Les après-midi scolaires seraient divisés en deux. Jusqu'à 15h30, "des projets interdisciplinaires pour apprendre par l’expérimentation (...) dans une pédagogie de projet, c’est-à-dire une pédagogie active", après 15h30, "des activités artistiques, culturelles et sportives gratuites". Toutefois cette proposition a soulevé un débat : "Il n’y a pas eu de consensus sur le caractère facultatif ou obligatoire des activités après 15h30, ni sur l’application de cette mesure à l’ensemble des tranches d’âges". Il n'y a pas eu non plus de consensus sur la réduction à 45' des cours dans le secondaire, avec "des temps de pause", proposition qui a recueilli 70 % des voix.
L'idée que "les devoirs se font essentiellement à l’école avec des 'revoirs' à la maison" a davantage fait consensus (80 % pour, 11 % d'abstentions)
La semaine de 5 jours recueille 83 % des voix (soit 101, contre 17 voix, abstention, 13 voix). Le texte précise : "Comme prévu par la proposition n°3 relative à l’organisation de la journée, pour tous les jours de la semaine, le matin est consacré aux apprentissages théoriques, et l’après-midi aux apprentissages pratiques : projets, ateliers de la vie pratique, pratique artistique, culturelle et sportive. Le mercredi après-midi, les apprentissages pratiques visent uniquement à diversifier les apprentissages et à développer de nouvelles compétences C’est seulement le mercredi après-midi qu’il n’y a pas de continuité avec les acquis théoriques du matin. Il sera dédié à l’ouverture à des structures associatives qui proposent aujourd’hui des activités sur le temps extrascolaire. Le reste de la semaine, certains projets de l’après-midi s’inscrivent en continuité avec les apprentissages théoriques (travaux pratiques en sciences de la vie et de la terre par exemple)."
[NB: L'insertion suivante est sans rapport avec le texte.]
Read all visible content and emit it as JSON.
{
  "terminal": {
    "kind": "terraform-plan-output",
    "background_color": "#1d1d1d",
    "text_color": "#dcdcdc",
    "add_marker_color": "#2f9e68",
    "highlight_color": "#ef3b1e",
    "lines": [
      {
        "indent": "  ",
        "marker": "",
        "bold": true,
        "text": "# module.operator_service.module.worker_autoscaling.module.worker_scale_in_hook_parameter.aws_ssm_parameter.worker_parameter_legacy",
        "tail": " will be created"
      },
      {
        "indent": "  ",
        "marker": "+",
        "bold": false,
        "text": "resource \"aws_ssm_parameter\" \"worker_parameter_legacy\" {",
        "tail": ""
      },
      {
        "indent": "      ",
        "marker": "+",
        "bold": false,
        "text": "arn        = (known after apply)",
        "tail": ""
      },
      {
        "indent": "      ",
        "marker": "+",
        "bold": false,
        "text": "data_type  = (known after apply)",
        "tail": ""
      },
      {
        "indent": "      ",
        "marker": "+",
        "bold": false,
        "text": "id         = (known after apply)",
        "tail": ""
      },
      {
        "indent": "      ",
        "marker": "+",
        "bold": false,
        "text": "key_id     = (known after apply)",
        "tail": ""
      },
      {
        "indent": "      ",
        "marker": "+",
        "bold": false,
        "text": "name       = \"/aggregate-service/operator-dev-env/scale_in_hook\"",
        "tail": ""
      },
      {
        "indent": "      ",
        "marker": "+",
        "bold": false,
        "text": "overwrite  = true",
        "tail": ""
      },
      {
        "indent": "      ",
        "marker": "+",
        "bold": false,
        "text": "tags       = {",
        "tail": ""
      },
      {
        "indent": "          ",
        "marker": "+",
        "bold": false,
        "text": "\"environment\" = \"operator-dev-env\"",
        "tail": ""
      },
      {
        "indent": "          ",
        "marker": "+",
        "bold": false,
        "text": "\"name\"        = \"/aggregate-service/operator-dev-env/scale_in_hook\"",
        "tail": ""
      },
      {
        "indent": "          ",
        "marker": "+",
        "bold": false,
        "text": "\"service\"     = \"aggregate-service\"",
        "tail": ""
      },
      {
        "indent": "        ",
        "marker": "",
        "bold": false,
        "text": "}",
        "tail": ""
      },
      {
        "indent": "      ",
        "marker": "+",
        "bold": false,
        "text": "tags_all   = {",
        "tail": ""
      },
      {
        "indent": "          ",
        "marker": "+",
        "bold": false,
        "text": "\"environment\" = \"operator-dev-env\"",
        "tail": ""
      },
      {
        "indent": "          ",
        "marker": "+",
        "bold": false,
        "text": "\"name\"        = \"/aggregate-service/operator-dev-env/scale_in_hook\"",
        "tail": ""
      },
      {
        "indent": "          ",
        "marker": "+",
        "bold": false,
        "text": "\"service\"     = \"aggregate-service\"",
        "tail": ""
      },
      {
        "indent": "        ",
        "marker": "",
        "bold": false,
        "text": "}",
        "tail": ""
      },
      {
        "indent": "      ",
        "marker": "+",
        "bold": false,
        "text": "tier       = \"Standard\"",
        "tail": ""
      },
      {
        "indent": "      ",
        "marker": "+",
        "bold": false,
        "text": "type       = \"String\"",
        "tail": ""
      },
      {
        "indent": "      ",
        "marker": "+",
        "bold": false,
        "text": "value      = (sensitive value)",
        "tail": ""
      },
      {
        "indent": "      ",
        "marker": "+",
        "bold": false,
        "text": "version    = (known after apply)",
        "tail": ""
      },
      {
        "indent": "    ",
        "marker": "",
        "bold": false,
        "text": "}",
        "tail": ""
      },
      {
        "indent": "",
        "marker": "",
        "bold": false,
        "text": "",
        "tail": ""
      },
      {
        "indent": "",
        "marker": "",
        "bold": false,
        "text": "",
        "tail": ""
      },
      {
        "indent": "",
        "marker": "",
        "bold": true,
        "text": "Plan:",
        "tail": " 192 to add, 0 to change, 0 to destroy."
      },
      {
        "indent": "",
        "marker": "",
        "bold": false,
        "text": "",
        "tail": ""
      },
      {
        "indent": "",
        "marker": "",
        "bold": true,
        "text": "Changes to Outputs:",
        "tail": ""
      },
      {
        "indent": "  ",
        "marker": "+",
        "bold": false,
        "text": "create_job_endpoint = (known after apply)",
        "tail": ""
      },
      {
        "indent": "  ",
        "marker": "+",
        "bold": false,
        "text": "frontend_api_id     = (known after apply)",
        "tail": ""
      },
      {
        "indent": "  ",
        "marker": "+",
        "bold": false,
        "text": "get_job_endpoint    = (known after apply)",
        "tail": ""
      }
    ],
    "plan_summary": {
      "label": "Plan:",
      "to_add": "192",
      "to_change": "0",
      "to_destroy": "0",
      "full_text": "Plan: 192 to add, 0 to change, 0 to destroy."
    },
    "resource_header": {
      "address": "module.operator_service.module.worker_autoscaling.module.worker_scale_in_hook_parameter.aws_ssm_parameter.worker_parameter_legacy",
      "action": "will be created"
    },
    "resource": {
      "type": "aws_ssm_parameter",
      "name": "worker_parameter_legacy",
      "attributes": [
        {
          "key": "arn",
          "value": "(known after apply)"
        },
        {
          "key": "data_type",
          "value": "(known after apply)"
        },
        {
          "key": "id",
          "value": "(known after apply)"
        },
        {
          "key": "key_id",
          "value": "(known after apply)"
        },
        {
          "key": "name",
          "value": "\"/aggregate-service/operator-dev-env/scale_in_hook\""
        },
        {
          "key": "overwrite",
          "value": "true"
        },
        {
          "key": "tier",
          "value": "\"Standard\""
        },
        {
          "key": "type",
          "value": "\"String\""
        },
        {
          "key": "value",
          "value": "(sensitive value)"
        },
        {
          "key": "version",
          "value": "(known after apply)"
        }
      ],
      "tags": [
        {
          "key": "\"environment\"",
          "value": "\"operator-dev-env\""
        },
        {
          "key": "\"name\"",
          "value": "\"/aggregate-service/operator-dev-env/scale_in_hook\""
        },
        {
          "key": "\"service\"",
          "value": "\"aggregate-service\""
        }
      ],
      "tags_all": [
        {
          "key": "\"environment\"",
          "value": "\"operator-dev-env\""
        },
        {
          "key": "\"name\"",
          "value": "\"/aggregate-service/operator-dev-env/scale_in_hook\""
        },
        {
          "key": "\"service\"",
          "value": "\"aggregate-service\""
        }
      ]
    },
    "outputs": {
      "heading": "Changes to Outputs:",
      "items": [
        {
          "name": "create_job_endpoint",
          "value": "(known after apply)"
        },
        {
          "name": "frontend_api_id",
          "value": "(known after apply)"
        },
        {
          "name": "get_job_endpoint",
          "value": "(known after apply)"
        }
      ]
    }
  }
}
Autre proposition dont la mise en oeuvre pourrait être problématique, "rendre obligatoire l'organisation par les établissements scolaires, en partenariat, de plusieurs temps de rupture dans l’année : au moins un séjour/voyage par an, pour tous les élèves et des temps 'd’apprentissage autrement' (...) Ce séjour a une durée de 2 journées et 1 nuit minimum".
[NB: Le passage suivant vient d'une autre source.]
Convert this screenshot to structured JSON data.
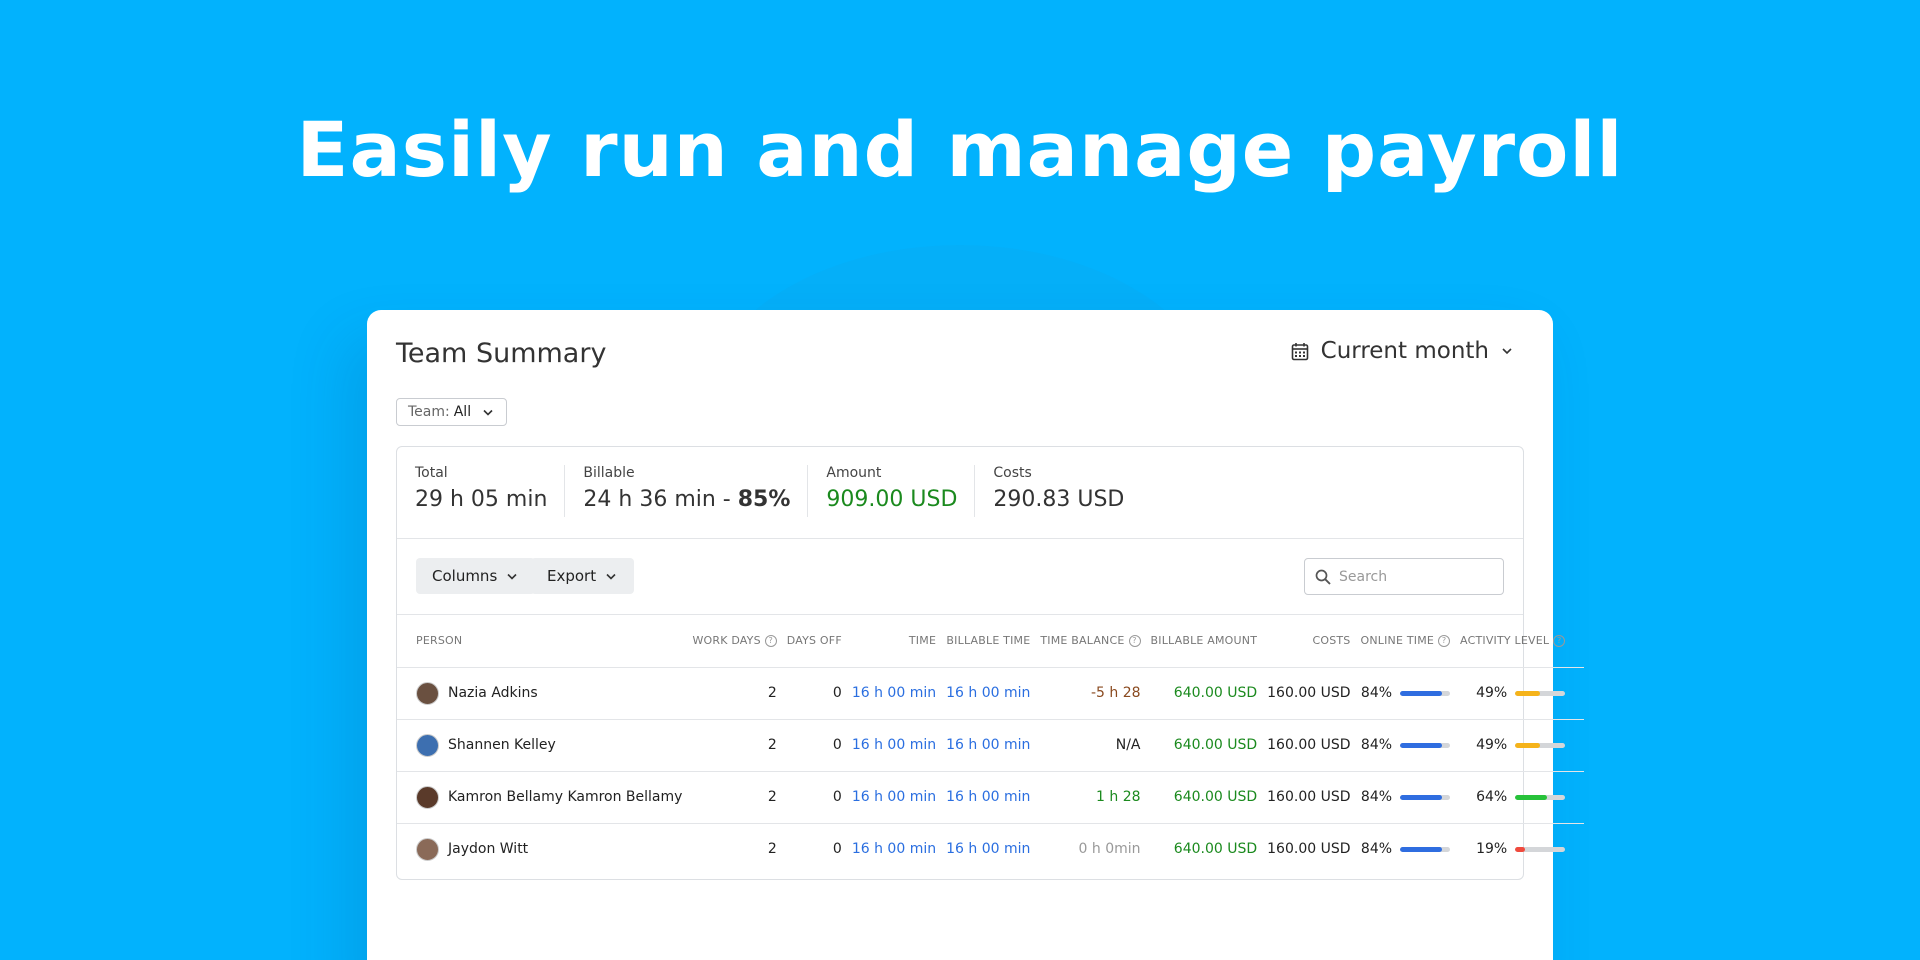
{
  "hero": {
    "title": "Easily run and manage payroll"
  },
  "card": {
    "title": "Team Summary",
    "period": {
      "label": "Current month"
    },
    "team_filter": {
      "prefix": "Team: ",
      "value": "All"
    }
  },
  "stats": [
    {
      "label": "Total",
      "value": "29 h 05 min"
    },
    {
      "label": "Billable",
      "value": "24 h 36 min - ",
      "bold": "85%"
    },
    {
      "label": "Amount",
      "value": "909.00 USD",
      "color": "#1b8a1e"
    },
    {
      "label": "Costs",
      "value": "290.83 USD"
    }
  ],
  "toolbar": {
    "columns_label": "Columns",
    "export_label": "Export",
    "search_placeholder": "Search"
  },
  "table": {
    "headers": [
      "Person",
      "Work days",
      "Days off",
      "Time",
      "Billable time",
      "Time balance",
      "Billable amount",
      "Costs",
      "Online time",
      "Activity level"
    ],
    "rows": [
      {
        "person": "Nazia Adkins",
        "work_days": "2",
        "days_off": "0",
        "time": "16 h 00 min",
        "billable_time": "16 h 00 min",
        "time_balance": "-5 h 28",
        "balance_color": "#8a4a1f",
        "billable_amount": "640.00 USD",
        "costs": "160.00 USD",
        "online_time": "84%",
        "online_level": 0.84,
        "activity_level": "49%",
        "activity_value": 0.49,
        "activity_color": "#f5b31a",
        "avatar_color": "#6a5040"
      },
      {
        "person": "Shannen Kelley",
        "work_days": "2",
        "days_off": "0",
        "time": "16 h 00 min",
        "billable_time": "16 h 00 min",
        "time_balance": "N/A",
        "balance_color": "#222222",
        "billable_amount": "640.00 USD",
        "costs": "160.00 USD",
        "online_time": "84%",
        "online_level": 0.84,
        "activity_level": "49%",
        "activity_value": 0.49,
        "activity_color": "#f5b31a",
        "avatar_color": "#3d6fb0"
      },
      {
        "person": "Kamron Bellamy Kamron Bellamy",
        "work_days": "2",
        "days_off": "0",
        "time": "16 h 00 min",
        "billable_time": "16 h 00 min",
        "time_balance": "1 h 28",
        "balance_color": "#1b8a1e",
        "billable_amount": "640.00 USD",
        "costs": "160.00 USD",
        "online_time": "84%",
        "online_level": 0.84,
        "activity_level": "64%",
        "activity_value": 0.64,
        "activity_color": "#27c23a",
        "avatar_color": "#5a3a2a"
      },
      {
        "person": "Jaydon Witt",
        "work_days": "2",
        "days_off": "0",
        "time": "16 h 00 min",
        "billable_time": "16 h 00 min",
        "time_balance": "0 h 0min",
        "balance_color": "#999999",
        "billable_amount": "640.00 USD",
        "costs": "160.00 USD",
        "online_time": "84%",
        "online_level": 0.84,
        "activity_level": "19%",
        "activity_value": 0.19,
        "activity_color": "#f04a3d",
        "avatar_color": "#8a6a58"
      }
    ],
    "online_bar_color": "#2f6de0"
  }
}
Les conventionnels proposent également la création d'un "ministère de l'enfance", l’obligation "pour chaque territoire d’élaborer un nouveau PEdT", le développement de "bâtiments, équipements et mobiliers flexibles, modulaires et ergonomiques", l'ouverture des établissements "en dehors des heures passées en classe avec les enseignants (...) pour proposer de nouvelles activités", "l’établissement obligatoire d’une charte de la parentalité dans les entreprises, annexée au règlement intérieur, à l'image de la charte de la déconnexion"...
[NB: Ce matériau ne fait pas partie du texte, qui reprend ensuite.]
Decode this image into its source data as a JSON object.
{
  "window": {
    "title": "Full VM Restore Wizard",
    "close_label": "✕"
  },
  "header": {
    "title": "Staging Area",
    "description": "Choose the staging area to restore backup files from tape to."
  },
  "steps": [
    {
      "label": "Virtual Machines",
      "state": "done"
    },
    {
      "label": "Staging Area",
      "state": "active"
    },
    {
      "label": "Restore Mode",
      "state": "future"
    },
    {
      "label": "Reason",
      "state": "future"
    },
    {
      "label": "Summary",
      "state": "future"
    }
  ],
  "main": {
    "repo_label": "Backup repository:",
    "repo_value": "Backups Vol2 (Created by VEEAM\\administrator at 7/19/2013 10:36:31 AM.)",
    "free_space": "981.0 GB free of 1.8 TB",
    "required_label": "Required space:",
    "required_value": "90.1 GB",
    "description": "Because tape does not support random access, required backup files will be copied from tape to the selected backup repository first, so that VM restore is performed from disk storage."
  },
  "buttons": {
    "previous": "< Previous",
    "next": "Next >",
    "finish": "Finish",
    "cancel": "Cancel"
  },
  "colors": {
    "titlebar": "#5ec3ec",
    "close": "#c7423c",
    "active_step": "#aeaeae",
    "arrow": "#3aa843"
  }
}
Les propositions non adoptées (en dessous du seuil de 66 % d’adhésion) ou rejetées (en dessous du seuil de 50 % d’adhésion)
Trois propositions n'ont pas été adoptées, "Créer un service public de la parentalité qui se décline en guichet unique identifié et gratuit partout sur les territoires", "Créer un crédit annuel de 56 heures pour les parents", "Mobiliser les seniors volontaires dans les temps de l’enfant, au-delà du cercle familial"
Deux propositions ont été rejetées, "Supprimer les devoirs à la maison : les devoirs se font à l’école uniquement", "Réduire la durée des vacances".